Cisco has unveiled a raft of new security capabilities and services in the face of burgeoning security and compliance threats to organisations around the world.The new capabilities give security professionals extensive intelligence and analysis on potential compromises and solutions to protect against, respond to and recover from attacks.



The company has added AMP Threat Grid to the Cisco Advanced Malware Protection (AMP) portfolio, which integrates innovation acquired through last year’s acquisition of ThreatGRID.

This integration provides the latest malware threat intelligence and dynamic malware analysis capabilities, both on-premise and in the cloud, that strengthens Cisco AMP’s continuous analysis and zero-day detection capabilities.

In addition, it is introducing Incident Response Services that equip organisations with teams of information security experts that leverage threat intelligence and best practices for readiness and response from network to endpoint to cloud.

As dynamic as the modern threat landscape is, there are some constants; adversaries are committed to continually refining and developing new techniques that can evade detection and hide malicious activity.

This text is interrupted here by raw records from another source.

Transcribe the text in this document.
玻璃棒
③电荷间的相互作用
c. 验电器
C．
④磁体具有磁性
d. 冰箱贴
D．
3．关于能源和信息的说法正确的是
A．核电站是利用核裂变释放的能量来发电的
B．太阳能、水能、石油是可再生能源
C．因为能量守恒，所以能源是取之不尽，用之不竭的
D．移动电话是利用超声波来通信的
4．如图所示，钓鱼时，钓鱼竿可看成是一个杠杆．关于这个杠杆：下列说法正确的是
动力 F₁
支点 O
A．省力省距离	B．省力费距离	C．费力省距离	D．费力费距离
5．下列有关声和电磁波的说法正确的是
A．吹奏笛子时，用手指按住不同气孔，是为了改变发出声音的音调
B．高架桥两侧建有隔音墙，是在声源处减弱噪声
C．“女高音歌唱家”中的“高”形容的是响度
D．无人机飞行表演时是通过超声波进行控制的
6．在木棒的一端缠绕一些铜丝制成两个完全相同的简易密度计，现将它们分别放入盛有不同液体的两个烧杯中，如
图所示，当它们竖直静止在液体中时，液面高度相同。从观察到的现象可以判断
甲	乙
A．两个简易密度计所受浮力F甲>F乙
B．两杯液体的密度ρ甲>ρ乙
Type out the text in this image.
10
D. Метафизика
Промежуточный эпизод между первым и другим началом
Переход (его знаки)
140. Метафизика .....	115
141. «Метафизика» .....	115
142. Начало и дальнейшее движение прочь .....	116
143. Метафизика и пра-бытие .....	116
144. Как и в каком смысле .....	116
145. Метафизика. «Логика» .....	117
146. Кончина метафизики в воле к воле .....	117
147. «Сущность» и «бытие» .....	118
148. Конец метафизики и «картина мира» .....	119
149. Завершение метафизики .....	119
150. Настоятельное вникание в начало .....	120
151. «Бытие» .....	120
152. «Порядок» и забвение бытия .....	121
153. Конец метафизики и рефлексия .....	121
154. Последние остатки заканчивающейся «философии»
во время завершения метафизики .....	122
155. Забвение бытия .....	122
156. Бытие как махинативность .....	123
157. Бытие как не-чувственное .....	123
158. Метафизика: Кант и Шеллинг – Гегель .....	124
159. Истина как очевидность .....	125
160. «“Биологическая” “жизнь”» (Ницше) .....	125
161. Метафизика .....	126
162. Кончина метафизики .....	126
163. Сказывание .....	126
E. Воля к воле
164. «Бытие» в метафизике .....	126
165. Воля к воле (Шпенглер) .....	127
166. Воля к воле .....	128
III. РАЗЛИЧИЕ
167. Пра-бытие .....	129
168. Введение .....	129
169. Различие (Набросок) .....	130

This is evident by the 250 per cent increase in malvertising attacks as cited in the Cisco 2015 Annual Security Report.

Additionally, the report continues to show that enterprises are in a persistent state of infection, showing 100 percent of networks analysed had traffic going to websites hosting malware. AMP is deployable across the extended network including endpoints, mobile devices, virtual systems, as well as Cisco web and email security appliances. AMP Threat Grid provides dynamic malware analytics and threat intelligence.

These advanced capabilities are provided as a standalone cloud service or via new UCS based on premise appliances.

AMP Threat Grid analytics engines provide security teams with breach detection against advanced malware, allowing them to quickly scope and recover from a breach by providing context-rich, actionable threat intelligence.

ADP global chief security officer, Roland Cloutier, said integration of AMP Threat Grid into its environment provides the existing security, risk, and privacy business protection technologies with automated and integrated threat intelligence, enhancing their effectiveness and enriching our overall cyber defense posture.

“This advanced threat picture enables our Critical Incident Response Centers to more rapidly analyse and mitigate potential malware,” he said.

Cisco vice-president, chief architect, security business group, Marty Roesch, said organisations were faced with advanced threats that infiltrated and persisted in company environments for months before they were discovered.

“We believe that the most effective way to address these real-world challenges is continuous threat protection against these attacks,” he said.

“Further enhancements like advanced correlation of indicators of compromise, vulnerability mapping and expanded retrospective security further differentiate Cisco AMP and strengthen security teams’ responses before, during and after an attack.” Cisco vice-president, security solutions group, James Mobley, said attacks were occurring at an alarming rate.

“Unfortunately, many enterprises do not have cybersecurity professionals with the necessary expertise and skills to prepare for and mitigate these attacks,” he said.

“The Cisco Incident Response Services team works with businesses to address these challenges, taking an intelligence-driven approach to security, so that security blind spots can be reduced and network visibility improved.

“Armed with this insight, Cisco can significantly minimise the impact of a breach via proven readiness and response services.”